Sie sind mit Sexismus in der Branche also nicht in Berührung gekommen?
Proll: Ich mache jetzt gerade zum ersten Mal die Erfahrung. Dass mir der Vorwurf gemacht wurde, ich wäre zu blöd, um zu merken, wenn ich sexuell belästigt würde, hat mich doch sehr erstaunt. Ich wusste gar nicht, dass man intelligent sein muss, um sexuell belästigt zu werden, zumal diese sexistische Bemerkung nur von Frauen kam. Aber falls Sie mit ihrer Frage meinten, ob schon mal ein Regisseur versucht hat, mir sexuell näherzukommen, dann muss ich sagen: No na, ich fühlte mich aber deswegen weder erniedrigt, noch bin ich deswegen traumatisiert.

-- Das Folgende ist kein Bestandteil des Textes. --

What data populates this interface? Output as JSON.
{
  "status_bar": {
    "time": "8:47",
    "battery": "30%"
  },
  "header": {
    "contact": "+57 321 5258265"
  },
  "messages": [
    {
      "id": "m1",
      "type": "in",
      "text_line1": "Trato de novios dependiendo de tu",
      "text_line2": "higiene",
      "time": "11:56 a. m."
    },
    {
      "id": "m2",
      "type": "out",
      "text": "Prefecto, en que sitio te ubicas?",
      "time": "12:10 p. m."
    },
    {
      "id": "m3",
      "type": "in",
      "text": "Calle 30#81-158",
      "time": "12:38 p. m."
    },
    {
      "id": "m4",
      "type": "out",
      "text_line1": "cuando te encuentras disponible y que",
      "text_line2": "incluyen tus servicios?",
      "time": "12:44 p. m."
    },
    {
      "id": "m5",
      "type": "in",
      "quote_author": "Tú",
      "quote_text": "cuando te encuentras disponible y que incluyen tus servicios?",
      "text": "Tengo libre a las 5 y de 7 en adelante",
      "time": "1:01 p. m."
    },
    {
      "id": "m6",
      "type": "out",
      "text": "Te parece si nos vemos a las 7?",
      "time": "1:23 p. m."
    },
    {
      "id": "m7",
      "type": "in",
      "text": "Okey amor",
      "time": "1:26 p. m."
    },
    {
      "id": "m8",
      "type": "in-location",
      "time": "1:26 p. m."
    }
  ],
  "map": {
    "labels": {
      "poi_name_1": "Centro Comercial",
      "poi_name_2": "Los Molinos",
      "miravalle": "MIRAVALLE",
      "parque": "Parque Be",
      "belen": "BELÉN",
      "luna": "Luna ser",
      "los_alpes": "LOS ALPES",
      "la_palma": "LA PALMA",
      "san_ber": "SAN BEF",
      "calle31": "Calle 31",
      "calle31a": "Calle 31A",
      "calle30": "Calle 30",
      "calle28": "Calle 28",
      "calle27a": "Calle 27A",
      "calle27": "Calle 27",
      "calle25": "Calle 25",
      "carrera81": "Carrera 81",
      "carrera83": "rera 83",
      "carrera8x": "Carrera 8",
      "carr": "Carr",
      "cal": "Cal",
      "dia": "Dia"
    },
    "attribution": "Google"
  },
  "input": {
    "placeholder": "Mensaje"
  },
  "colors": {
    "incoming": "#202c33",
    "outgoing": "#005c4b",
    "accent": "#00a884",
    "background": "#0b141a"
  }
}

Sie sind Mutter zweier Jungs, worauf legen Sie in puncto Erziehung Wert?
Proll: Ich lege darauf Wert, dass sie keine Schimpfwörter benützen. Dass zumindest einmal am Tag Zähne geputzt werden. Außerdem lege ich darauf Wert, dass sie Eigenverantwortung übernehmen, dass sie sich entschuldigen, wenn sie Mist gebaut haben und diesen auch wieder selbst in Ordnung bringen.
Was möchten Sie Ihren Kindern in Zeiten wie diesen für das weitere Leben mitgeben?
Proll: In der Schule wird viel geschlägert und immer wieder gibt es so zwei drei Jungs, die alles abkriegen, und ich versuche ihnen mitzugeben, dass die Stärkeren den Schwächeren helfen müssen. Dass sie sich auch trauen, zu sagen: „Hört auf!“, und den Mut haben, bei ihrer Meinung zu bleiben.